Everyday I get this feeling where I don’t know what’s going on. I say things I wasn’t meant to say and I mean physically. I think about saying something and something totally different comes out my mouth. Sometimes I don’t feel like I’m in complete control of my own body. I also get extremely agitated and literally feel like my blood is boiling. I itch when this happens, really badly itch, to the point where I bleed. Saying it out loud like this I sound like a right weirdo!

It often takes me long to react to things like people asking me a question. It’s like my brain just stalls and I have to try and jolt myself back to reality. I know at the minute I haven’t got many views or visitors but of the few out there has anybody else had experiences like this so I don’t feel weird. I hate it, it makes me feel slow.

Being a Dad

Being a dad with depression is extremely difficult. My girls expect to have a dad that looks after them and someone they can be proud to call their dad. I am neither of these. I’m a pathetic excuse of a dad. Of a human being. I hate myself so much. I have to try and hide my condition and my moods from my daughters and it’s so hard. My eldest knows that I’m not normal. She knows that her dad isn’t the same as everybody else’s and I think that annoys her. And I don’t blame her. It’d annoy me too. I just hope as they grow older they realise that I can’t be that person and they accept me for who I am.  I quite often think they would all be better off without me.
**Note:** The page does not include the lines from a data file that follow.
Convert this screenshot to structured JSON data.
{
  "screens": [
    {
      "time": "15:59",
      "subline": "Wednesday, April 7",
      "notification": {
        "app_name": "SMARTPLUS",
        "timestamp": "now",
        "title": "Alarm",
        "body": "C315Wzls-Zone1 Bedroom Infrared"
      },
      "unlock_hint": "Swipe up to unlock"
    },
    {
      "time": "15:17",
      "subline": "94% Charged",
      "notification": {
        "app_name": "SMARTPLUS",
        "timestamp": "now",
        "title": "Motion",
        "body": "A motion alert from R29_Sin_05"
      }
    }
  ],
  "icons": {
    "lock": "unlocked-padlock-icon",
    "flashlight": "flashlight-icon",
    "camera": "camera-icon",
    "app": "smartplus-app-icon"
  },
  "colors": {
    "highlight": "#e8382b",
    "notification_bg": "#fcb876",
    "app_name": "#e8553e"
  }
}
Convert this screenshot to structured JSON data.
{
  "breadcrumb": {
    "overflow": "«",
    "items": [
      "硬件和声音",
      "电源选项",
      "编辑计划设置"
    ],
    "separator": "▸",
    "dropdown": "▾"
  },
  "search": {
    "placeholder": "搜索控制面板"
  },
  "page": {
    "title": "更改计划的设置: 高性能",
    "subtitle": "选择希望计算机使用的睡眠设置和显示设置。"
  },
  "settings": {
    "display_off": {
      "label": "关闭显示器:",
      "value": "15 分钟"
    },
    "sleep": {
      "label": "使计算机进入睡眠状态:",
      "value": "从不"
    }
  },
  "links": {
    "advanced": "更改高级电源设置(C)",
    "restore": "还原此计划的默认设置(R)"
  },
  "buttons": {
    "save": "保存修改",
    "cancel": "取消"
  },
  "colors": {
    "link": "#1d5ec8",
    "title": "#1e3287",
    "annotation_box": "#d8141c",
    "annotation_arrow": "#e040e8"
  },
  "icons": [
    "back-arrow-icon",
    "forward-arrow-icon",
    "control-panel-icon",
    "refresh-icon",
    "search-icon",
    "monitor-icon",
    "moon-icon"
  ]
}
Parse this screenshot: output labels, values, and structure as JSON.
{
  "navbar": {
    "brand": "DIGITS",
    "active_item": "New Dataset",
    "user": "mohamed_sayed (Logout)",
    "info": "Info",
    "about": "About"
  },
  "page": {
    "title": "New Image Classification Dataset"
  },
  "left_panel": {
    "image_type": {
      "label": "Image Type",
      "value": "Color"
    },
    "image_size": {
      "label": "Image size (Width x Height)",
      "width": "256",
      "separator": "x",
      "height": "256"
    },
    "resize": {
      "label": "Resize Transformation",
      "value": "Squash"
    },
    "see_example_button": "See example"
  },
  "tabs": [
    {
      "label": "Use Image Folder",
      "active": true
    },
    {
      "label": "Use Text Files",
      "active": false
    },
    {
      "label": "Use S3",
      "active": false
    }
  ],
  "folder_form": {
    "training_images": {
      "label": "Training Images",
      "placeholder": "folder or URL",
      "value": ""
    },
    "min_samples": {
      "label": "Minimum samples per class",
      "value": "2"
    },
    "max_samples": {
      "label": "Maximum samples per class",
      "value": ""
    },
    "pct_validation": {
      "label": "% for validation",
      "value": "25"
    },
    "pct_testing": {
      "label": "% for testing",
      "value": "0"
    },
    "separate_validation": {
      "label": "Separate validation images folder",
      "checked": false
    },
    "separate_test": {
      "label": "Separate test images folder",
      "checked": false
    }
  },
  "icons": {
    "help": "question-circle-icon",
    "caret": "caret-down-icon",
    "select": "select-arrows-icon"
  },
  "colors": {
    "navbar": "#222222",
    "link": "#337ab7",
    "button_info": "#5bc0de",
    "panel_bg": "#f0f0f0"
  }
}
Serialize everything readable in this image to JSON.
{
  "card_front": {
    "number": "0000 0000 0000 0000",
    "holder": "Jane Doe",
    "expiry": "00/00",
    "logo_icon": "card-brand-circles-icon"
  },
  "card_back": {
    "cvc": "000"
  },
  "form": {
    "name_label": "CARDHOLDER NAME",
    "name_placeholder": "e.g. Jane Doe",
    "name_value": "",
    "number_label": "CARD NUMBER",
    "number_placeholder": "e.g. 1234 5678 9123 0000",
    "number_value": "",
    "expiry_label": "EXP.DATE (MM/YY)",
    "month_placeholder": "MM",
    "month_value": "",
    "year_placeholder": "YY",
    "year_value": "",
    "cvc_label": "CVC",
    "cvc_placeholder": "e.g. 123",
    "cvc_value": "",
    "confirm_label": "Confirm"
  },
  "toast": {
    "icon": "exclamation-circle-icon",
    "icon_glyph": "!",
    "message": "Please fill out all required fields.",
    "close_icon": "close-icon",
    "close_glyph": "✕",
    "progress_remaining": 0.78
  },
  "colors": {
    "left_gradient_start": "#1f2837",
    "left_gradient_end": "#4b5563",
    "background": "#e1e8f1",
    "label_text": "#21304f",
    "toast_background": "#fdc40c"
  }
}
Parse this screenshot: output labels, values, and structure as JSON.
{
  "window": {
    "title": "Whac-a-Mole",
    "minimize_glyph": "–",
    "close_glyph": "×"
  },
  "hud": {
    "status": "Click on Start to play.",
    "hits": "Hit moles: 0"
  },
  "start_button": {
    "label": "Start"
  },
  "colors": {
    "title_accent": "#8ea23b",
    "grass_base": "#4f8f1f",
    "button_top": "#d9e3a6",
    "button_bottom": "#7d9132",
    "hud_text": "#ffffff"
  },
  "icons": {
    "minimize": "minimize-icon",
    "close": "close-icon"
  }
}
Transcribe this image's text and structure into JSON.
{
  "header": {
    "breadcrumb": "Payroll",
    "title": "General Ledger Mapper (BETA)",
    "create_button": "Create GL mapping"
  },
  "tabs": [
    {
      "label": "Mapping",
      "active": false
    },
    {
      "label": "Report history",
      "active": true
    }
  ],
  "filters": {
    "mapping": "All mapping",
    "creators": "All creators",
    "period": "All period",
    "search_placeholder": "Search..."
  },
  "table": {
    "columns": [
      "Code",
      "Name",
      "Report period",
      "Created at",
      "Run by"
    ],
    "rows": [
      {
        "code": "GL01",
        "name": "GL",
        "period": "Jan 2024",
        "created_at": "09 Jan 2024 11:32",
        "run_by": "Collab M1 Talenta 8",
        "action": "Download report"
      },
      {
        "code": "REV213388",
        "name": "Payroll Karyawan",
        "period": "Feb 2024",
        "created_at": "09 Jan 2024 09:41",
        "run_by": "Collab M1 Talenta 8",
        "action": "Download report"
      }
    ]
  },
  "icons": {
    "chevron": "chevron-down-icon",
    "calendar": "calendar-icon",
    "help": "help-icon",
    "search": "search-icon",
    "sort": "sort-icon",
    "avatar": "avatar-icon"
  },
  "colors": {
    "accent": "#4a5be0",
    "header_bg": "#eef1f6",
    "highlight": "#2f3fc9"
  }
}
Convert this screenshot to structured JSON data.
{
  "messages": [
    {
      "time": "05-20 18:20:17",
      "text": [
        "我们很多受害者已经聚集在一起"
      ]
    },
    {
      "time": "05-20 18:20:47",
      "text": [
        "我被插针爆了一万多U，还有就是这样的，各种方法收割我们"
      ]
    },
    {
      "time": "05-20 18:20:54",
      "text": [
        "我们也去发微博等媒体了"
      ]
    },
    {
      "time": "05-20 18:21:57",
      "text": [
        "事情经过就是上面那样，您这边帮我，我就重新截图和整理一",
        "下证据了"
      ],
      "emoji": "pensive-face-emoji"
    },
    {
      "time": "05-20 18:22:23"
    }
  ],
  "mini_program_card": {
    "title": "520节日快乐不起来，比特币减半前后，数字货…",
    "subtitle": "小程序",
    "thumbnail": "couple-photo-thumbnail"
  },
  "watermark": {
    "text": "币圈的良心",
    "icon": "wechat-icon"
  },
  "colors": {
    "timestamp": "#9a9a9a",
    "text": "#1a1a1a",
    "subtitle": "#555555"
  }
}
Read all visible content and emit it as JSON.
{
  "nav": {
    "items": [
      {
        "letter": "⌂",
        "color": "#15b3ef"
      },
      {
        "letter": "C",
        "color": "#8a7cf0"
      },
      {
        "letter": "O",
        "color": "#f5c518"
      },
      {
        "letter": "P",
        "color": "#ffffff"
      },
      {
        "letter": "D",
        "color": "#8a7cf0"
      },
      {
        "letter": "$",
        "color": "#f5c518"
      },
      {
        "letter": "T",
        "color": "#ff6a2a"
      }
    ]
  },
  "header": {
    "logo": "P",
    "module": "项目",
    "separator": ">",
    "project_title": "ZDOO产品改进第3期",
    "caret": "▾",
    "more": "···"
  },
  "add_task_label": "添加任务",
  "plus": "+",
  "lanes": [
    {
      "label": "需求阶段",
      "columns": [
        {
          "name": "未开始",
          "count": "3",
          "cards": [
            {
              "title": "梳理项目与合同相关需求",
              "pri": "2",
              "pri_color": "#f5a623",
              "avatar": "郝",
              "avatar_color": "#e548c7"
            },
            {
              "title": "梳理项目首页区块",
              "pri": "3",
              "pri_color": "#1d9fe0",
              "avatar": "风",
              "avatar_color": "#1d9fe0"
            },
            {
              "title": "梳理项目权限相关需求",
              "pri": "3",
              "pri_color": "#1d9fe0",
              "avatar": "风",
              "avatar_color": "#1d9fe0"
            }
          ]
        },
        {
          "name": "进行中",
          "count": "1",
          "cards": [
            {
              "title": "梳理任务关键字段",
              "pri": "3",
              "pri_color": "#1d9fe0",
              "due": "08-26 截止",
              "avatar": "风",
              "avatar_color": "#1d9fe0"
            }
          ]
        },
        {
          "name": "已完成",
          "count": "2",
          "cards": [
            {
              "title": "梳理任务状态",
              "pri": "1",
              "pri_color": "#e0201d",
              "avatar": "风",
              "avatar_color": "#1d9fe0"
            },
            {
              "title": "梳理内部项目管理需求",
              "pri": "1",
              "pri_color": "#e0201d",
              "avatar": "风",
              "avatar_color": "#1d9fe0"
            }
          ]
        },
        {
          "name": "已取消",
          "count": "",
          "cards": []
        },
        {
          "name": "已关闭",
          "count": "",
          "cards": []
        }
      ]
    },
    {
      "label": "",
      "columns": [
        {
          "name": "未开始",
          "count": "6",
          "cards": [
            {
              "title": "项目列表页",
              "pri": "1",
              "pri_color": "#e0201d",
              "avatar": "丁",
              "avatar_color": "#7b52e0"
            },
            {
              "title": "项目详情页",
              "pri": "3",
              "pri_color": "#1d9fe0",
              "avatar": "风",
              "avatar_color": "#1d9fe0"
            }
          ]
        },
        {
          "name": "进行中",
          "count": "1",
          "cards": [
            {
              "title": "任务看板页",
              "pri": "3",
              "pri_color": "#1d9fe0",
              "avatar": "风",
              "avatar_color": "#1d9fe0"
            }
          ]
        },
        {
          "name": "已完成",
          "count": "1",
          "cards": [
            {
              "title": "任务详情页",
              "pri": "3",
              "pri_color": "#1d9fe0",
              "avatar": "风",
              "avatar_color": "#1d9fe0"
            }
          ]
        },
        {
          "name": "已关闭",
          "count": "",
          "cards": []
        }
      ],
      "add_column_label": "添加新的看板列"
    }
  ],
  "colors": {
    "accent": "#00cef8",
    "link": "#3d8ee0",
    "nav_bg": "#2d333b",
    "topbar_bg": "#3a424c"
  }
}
Today is my girlfriends birthday and I’m really struggling to not be selfish and show my mood. I feel like crap. I’m so fed up and down and that’s going to piss her off because it’s selfish. It’s her birthday and I need to sort myself out and snap out of it. I say that but it’s never that simple. I can’t just snap out of it. I wish I could. If I could have I would have a long long time ago. I hate feeling like this. I am just a burden on everybody I know. It’s no wonder I don’t have many close people in my life. They probably all try to stay away from me because I do their heads in. God, I just wanna die!

Hearing voices or am I?

Occasionally I think I hear voices. I often hear my name being whispered. Just my name. When I’m on my own I also think I’m hearing sex noises. I know this sounds weird but I’m almost certain it’s not the neighbours. I spend a lot of time in my own head. It’s something I’ve come to realise over the years and often annoys me and others around me. I tend to get lost in my thoughts when someone asks me a question or talks to me and so I have to remind myself to speak. Then I end up just blurting out a load of nonsense that means nothing.

My girlfriend and mum to my 3 girls is quite possibly the most amazing person I know. She gets extremely frustrated with my whole situation but she has put up with me for years and I often don’t appreciate her as much as I should have. She has been through a lot with me and I offer absolutely nothing to the relationship and yet she still wants me. God I love her! Obviously, she also gave me my 3 gorgeous girls and so she will always be special to me.

My 3 girls are also absolutely amazing. The eldest is 8 years old now and is starting to ask why I’m so fed up and why I don’t work and stuff and it really hits home. I want her and the other two to be proud of me. I just can’t muster up the energy or motivation to do anything for them to be proud of. I fail at absolutely everything. I’m slow! I used to work in a garage and they used to call me Frank Spencer. If you don’t know who that is, he’s a dope who always messes things up all the time. I just wish I could be the dad they want and need. God it’s no wonder I’m depressed. This is all very depressing.

My children are my life and primarily I am a dad before anything else. They mean the world to me and one day they will be proud of me.